# orchid display at last show



## orchid527 (Apr 25, 2014)

I decided to put in a little larger display this year at the show in Indianapolis. Mostly common stuff and easy growers, but about half of them are slippers. Several pulled for AOS judging, but no awards.

Mike


----------



## Bob in Albany N.Y. (Apr 25, 2014)

Very nice display. You have so many nicely grown plants.


----------



## NYEric (Apr 25, 2014)

Very nice. Thanks for sharing.


----------



## Ozpaph (Apr 25, 2014)

That's very impressive. Congrats on the ribbon.


----------



## mrhappyrotter (Apr 25, 2014)

I really like that cochlopetalum hybrid sitting bottom left-center. Any idea what that is? The flowers are quite large, with good contrast between the chartreuse dorsal sepal and pink pouch. I also like the orange toned phals in the top right. Good job!

Now I'm inspired. A few months back, I feel like 1/2 my collection was in bloom, I totally should have gotten motivated and entered my own display into an orchid show.


----------



## JeanLux (Apr 26, 2014)

great display!!!! Jean


----------



## paworsport (Apr 26, 2014)

mrhappyrotter said:


> I really like that cochlopetalum hybrid sitting bottom left-center. Any idea what that is? The flowers are quite large, with good contrast between the chartreuse dorsal sepal and pink pouch. I also like the orange toned phals in the top right. Good job!
> 
> Now I'm inspired. A few months back, I feel like 1/2 my collection was in bloom, I totally should have gotten motivated and entered my own display into an orchid show.

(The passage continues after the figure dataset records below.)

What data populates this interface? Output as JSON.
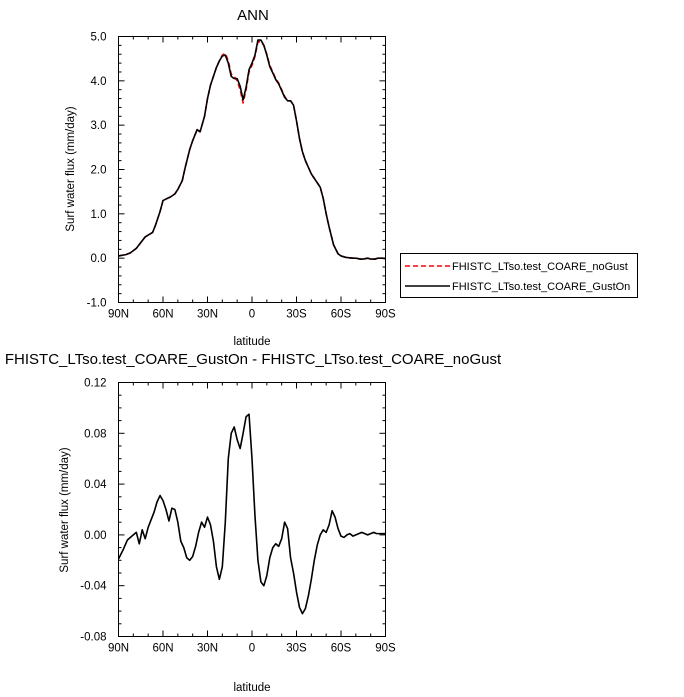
{
  "chart_data": [
    {
      "type": "line",
      "title": "ANN",
      "xlabel": "latitude",
      "ylabel": "Surf water flux (mm/day)",
      "x_ticks": [
        {
          "value": 90,
          "label": "90N"
        },
        {
          "value": 60,
          "label": "60N"
        },
        {
          "value": 30,
          "label": "30N"
        },
        {
          "value": 0,
          "label": "0"
        },
        {
          "value": -30,
          "label": "30S"
        },
        {
          "value": -60,
          "label": "60S"
        },
        {
          "value": -90,
          "label": "90S"
        }
      ],
      "y_ticks": [
        {
          "value": 5,
          "label": "5.0"
        },
        {
          "value": 4,
          "label": "4.0"
        },
        {
          "value": 3,
          "label": "3.0"
        },
        {
          "value": 2,
          "label": "2.0"
        },
        {
          "value": 1,
          "label": "1.0"
        },
        {
          "value": 0,
          "label": "0.0"
        },
        {
          "value": -1,
          "label": "-1.0"
        }
      ],
      "xlim": [
        90,
        -90
      ],
      "ylim": [
        -1.0,
        5.0
      ],
      "x_minor_step": 10,
      "y_minor_step": 0.2,
      "legend_position": "outside-right",
      "grid": false,
      "series": [
        {
          "name": "FHISTC_LTso.test_COARE_noGust",
          "color": "#ff0000",
          "dash": "dashed",
          "x": [
            90,
            85,
            82,
            78,
            75,
            72,
            70,
            67,
            65,
            62,
            60,
            57,
            55,
            52,
            50,
            47,
            45,
            42,
            40,
            37,
            35,
            32,
            30,
            28,
            26,
            24,
            22,
            20,
            18,
            16,
            14,
            12,
            10,
            8,
            6,
            4,
            2,
            0,
            -2,
            -4,
            -6,
            -8,
            -10,
            -12,
            -14,
            -16,
            -18,
            -20,
            -22,
            -24,
            -26,
            -28,
            -30,
            -32,
            -34,
            -36,
            -38,
            -40,
            -42,
            -44,
            -46,
            -48,
            -50,
            -52,
            -55,
            -58,
            -60,
            -63,
            -65,
            -68,
            -70,
            -73,
            -75,
            -78,
            -80,
            -83,
            -85,
            -88,
            -90
          ],
          "y": [
            0.05,
            0.08,
            0.12,
            0.22,
            0.35,
            0.48,
            0.52,
            0.58,
            0.75,
            1.05,
            1.3,
            1.35,
            1.38,
            1.45,
            1.55,
            1.75,
            2.05,
            2.45,
            2.65,
            2.9,
            2.85,
            3.2,
            3.6,
            3.9,
            4.1,
            4.3,
            4.45,
            4.58,
            4.62,
            4.45,
            4.15,
            4.1,
            4.0,
            3.8,
            3.5,
            3.8,
            4.2,
            4.35,
            4.55,
            4.88,
            4.88,
            4.8,
            4.6,
            4.35,
            4.2,
            4.05,
            3.95,
            3.8,
            3.65,
            3.55,
            3.55,
            3.45,
            3.1,
            2.7,
            2.4,
            2.2,
            2.05,
            1.9,
            1.8,
            1.7,
            1.6,
            1.35,
            1.0,
            0.7,
            0.3,
            0.1,
            0.05,
            0.02,
            0.01,
            0.0,
            0.0,
            -0.02,
            -0.02,
            0.0,
            -0.02,
            -0.02,
            0.0,
            0.0,
            -0.01
          ]
        },
        {
          "name": "FHISTC_LTso.test_COARE_GustOn",
          "color": "#000000",
          "dash": "solid",
          "x": [
            90,
            85,
            82,
            78,
            75,
            72,
            70,
            67,
            65,
            62,
            60,
            57,
            55,
            52,
            50,
            47,
            45,
            42,
            40,
            37,
            35,
            32,
            30,
            28,
            26,
            24,
            22,
            20,
            18,
            16,
            14,
            12,
            10,
            8,
            6,
            4,
            2,
            0,
            -2,
            -4,
            -6,
            -8,
            -10,
            -12,
            -14,
            -16,
            -18,
            -20,
            -22,
            -24,
            -26,
            -28,
            -30,
            -32,
            -34,
            -36,
            -38,
            -40,
            -42,
            -44,
            -46,
            -48,
            -50,
            -52,
            -55,
            -58,
            -60,
            -63,
            -65,
            -68,
            -70,
            -73,
            -75,
            -78,
            -80,
            -83,
            -85,
            -88,
            -90
          ],
          "y": [
            0.05,
            0.08,
            0.12,
            0.22,
            0.35,
            0.48,
            0.52,
            0.58,
            0.75,
            1.05,
            1.3,
            1.35,
            1.38,
            1.45,
            1.55,
            1.75,
            2.05,
            2.45,
            2.65,
            2.9,
            2.85,
            3.2,
            3.6,
            3.9,
            4.1,
            4.3,
            4.45,
            4.56,
            4.58,
            4.4,
            4.1,
            4.05,
            4.05,
            3.88,
            3.57,
            3.85,
            4.25,
            4.4,
            4.58,
            4.92,
            4.92,
            4.8,
            4.58,
            4.32,
            4.18,
            4.03,
            3.93,
            3.78,
            3.63,
            3.55,
            3.55,
            3.45,
            3.1,
            2.7,
            2.4,
            2.2,
            2.05,
            1.9,
            1.8,
            1.7,
            1.6,
            1.35,
            1.0,
            0.7,
            0.3,
            0.1,
            0.05,
            0.02,
            0.01,
            0.0,
            0.0,
            -0.02,
            -0.02,
            0.0,
            -0.02,
            -0.02,
            0.0,
            0.0,
            -0.01
          ]
        }
      ]
    },
    {
      "type": "line",
      "title": "FHISTC_LTso.test_COARE_GustOn - FHISTC_LTso.test_COARE_noGust",
      "xlabel": "latitude",
      "ylabel": "Surf water flux (mm/day)",
      "x_ticks": [
        {
          "value": 90,
          "label": "90N"
        },
        {
          "value": 60,
          "label": "60N"
        },
        {
          "value": 30,
          "label": "30N"
        },
        {
          "value": 0,
          "label": "0"
        },
        {
          "value": -30,
          "label": "30S"
        },
        {
          "value": -60,
          "label": "60S"
        },
        {
          "value": -90,
          "label": "90S"
        }
      ],
      "y_ticks": [
        {
          "value": 0.12,
          "label": "0.12"
        },
        {
          "value": 0.08,
          "label": "0.08"
        },
        {
          "value": 0.04,
          "label": "0.04"
        },
        {
          "value": 0.0,
          "label": "0.00"
        },
        {
          "value": -0.04,
          "label": "-0.04"
        },
        {
          "value": -0.08,
          "label": "-0.08"
        }
      ],
      "xlim": [
        90,
        -90
      ],
      "ylim": [
        -0.08,
        0.12
      ],
      "x_minor_step": 10,
      "y_minor_step": 0.01,
      "grid": false,
      "series": [
        {
          "color": "#000000",
          "dash": "solid",
          "x": [
            90,
            87,
            84,
            81,
            78,
            76,
            74,
            72,
            70,
            68,
            66,
            64,
            62,
            60,
            58,
            56,
            54,
            52,
            50,
            48,
            46,
            44,
            42,
            40,
            38,
            36,
            34,
            32,
            30,
            28,
            26,
            24,
            22,
            20,
            18,
            16,
            14,
            12,
            10,
            8,
            6,
            4,
            2,
            0,
            -2,
            -4,
            -6,
            -8,
            -10,
            -12,
            -14,
            -16,
            -18,
            -20,
            -22,
            -24,
            -26,
            -28,
            -30,
            -32,
            -34,
            -36,
            -38,
            -40,
            -42,
            -44,
            -46,
            -48,
            -50,
            -52,
            -54,
            -56,
            -58,
            -60,
            -62,
            -64,
            -66,
            -68,
            -70,
            -72,
            -74,
            -76,
            -78,
            -80,
            -82,
            -84,
            -86,
            -88,
            -90
          ],
          "y": [
            -0.019,
            -0.012,
            -0.004,
            -0.001,
            0.002,
            -0.007,
            0.004,
            -0.003,
            0.006,
            0.012,
            0.018,
            0.026,
            0.031,
            0.027,
            0.02,
            0.011,
            0.021,
            0.02,
            0.01,
            -0.005,
            -0.01,
            -0.018,
            -0.02,
            -0.017,
            -0.009,
            0.002,
            0.01,
            0.006,
            0.014,
            0.008,
            -0.005,
            -0.025,
            -0.035,
            -0.025,
            0.01,
            0.06,
            0.08,
            0.085,
            0.075,
            0.068,
            0.08,
            0.093,
            0.095,
            0.06,
            0.015,
            -0.02,
            -0.037,
            -0.04,
            -0.032,
            -0.018,
            -0.01,
            -0.007,
            -0.009,
            -0.003,
            0.01,
            0.005,
            -0.018,
            -0.03,
            -0.045,
            -0.057,
            -0.062,
            -0.058,
            -0.048,
            -0.035,
            -0.02,
            -0.008,
            0.0,
            0.004,
            0.002,
            0.008,
            0.019,
            0.014,
            0.005,
            -0.001,
            -0.002,
            0.0,
            0.001,
            -0.001,
            0.0,
            0.001,
            0.002,
            0.001,
            0.0,
            0.001,
            0.002,
            0.001,
            0.001,
            0.001,
            0.001
          ]
        }
      ]
    }
  ]
}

It seem it is a cochlo x hangianum forme, already posted in ST, to be confirmed...


----------



## Paph_LdyMacBeth (Apr 26, 2014)

Looks like some nice stuff!


----------



## Spaph (Apr 26, 2014)

Great display and growing! Congrats on the nominations for AOS judging!


----------



## mrhappyrotter (Apr 26, 2014)

paworsport said:


> It seem it is a cochlo x hangianum forme, already posted in ST, to be confirmed...



You are correct. I went back and looked at the threads Orchid527 has stared and there's one for liemianum x hangianum. And go figure, I commented on the plant in that thread. I think that settles it, I must have one. Now if only the legal hangianums and hanginanum hybrids could enter the U.S. market a bit more quickly.


----------



## Dido (Apr 26, 2014)

nice display congrats


----------



## orchid527 (Apr 26, 2014)

You are correct. It is liemianum x hangianum. It is such an interesting flower that I wanted to have it in the display, but I tried to be sensitive about the subject of legality and labeled it euphemistically as liemianum x emersonii "h". I also put "No AOS Judging" on the tag, but it was pulled anyway. When I saw what had happened, I went into the judging area and retrieved the plant. It was a little embarrassing, but the judges out of the Cincinnati center are all good people and were understanding.

The yellow/orange phals in the upper right section are Pylo's Texas Heat sibs out of a flask from Peter Lin.

Mike


----------



## SlipperFan (Apr 26, 2014)

Good looking display. Maybe no AOS awards, but it looks like you got several Best of Class trophies!


----------



## Migrant13 (Apr 27, 2014)

Congrats on all of it. A great display!


----------